Red meat from the BBQ can cause kidney cancer, colorectal cancer, pancreatic cancer, or prostate cancer not because of the red meat itself but how it is prepared. The link between cancer and food preparation — and where it is prepared — might be more useful for consumers than trying to blame cancer on any specific meat.
As reported by the Washington Post on November 9, BBQ’d red meat can cause kidney cancer and other cancers due to “meat-cooking mutagens that are created when meat is cooked at high temperatures or over an open flame — which includes barbecuing or pan-frying. Previous work has shown that these techniques result in the formation of two carcinogens: 2-amino-1-methyl-6-phenyl-imidazo(4,5-b) pyridine (PhIP) and amino-3,8-dimethylimidazo(4,5-f) quinoxaline (MeIQx). The study shows a 54 percent increased risk associated with PhIP intake and a nearly 200 percent increase with MeIQx intake.”
So, charring red meat during a BBQ might be a crispy experience but not a healthy one. But what about charring other foods like veggie hot dogs, those salmon burgers, or even marshmallows?
The news that red meat from the BBQ is linked to kidney cancer comes from a recent study published by Dr. Xifeng Wu and colleagues at The University of Texas MD Anderson Cancer Center in Houston. The study included 659 patients who were just diagnosed with kidney cancer. By comparing the patients with a control group, the study found that the affected people ate more grilled meat — red meat and chicken alike.
However, the study linking BBQ’d red meat and kidney cancer also found that the affected patients ate fewer fruits and vegetables than people who didn’t have it. The study also showed that patients with two genetic mutations (that already put them at higher risk of kidney cancer) were most affected.
The link between kidney cancer and BBQ’d red meat is therefore not as simple as it may sound. The four major factors that should come into consideration are how the red meat is prepared, what else is being eaten with the red meat, where it is being eaten, and who eats it.
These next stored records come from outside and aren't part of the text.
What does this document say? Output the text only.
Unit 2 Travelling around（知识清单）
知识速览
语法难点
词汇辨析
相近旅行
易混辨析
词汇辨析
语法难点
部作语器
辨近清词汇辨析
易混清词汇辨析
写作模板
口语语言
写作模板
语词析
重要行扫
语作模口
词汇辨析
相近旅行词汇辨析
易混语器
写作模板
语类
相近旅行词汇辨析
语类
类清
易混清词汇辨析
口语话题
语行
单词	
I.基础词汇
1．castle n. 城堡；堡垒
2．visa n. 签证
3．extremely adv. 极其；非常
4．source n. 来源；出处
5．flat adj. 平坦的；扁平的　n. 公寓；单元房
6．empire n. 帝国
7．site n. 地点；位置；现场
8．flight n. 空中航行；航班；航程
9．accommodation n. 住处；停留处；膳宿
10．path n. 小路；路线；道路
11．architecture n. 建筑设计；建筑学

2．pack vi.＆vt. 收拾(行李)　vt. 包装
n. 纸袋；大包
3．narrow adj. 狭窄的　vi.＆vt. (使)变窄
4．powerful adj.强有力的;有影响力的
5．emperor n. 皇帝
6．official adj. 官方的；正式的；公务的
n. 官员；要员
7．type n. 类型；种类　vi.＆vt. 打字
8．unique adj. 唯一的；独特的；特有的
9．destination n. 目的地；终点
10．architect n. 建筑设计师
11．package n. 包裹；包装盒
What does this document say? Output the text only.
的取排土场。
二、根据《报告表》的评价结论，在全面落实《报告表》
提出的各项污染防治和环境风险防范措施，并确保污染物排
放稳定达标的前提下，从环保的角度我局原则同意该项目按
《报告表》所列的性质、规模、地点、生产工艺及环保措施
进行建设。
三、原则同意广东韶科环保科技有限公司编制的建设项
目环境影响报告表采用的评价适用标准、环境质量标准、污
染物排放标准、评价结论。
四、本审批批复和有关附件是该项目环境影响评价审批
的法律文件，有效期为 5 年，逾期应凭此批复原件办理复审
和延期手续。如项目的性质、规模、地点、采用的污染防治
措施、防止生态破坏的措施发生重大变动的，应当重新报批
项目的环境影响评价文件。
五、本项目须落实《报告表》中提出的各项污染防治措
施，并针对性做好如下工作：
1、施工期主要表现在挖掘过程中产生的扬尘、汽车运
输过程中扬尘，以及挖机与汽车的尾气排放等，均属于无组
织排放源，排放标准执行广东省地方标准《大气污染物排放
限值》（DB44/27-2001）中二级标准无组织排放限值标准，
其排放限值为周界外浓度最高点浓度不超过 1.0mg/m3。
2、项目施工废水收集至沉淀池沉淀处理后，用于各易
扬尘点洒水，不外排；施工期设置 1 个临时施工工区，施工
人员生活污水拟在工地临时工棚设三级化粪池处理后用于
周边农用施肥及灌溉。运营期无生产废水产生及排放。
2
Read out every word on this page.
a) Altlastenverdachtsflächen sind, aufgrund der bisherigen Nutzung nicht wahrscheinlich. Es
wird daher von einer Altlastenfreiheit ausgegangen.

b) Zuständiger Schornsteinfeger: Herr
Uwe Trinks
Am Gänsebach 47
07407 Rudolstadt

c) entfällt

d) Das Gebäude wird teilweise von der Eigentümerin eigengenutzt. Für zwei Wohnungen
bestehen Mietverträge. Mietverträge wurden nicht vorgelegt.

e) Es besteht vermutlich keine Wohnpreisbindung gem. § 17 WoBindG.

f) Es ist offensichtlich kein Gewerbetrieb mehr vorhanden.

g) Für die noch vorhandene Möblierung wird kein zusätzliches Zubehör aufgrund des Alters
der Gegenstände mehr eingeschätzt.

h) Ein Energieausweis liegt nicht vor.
If I eat charred red meat from a BBQ, pesticide-treated vegetables, and an overly processed potato salad in the smog-filled skies of Los Angeles, will I get kidney, colorectal, pancreatic, or prostate cancer? October’s WHO report on the cancer link between red meat and processed food pointed out that about 34,000 cancer deaths per year worldwide are attributable to diets high in processed meat, about 1,000,000 cancer deaths per year are globally due to tobacco smoking, 600,000 deaths per year are due to alcohol consumption, and more than 200,000 per year are due to air pollution.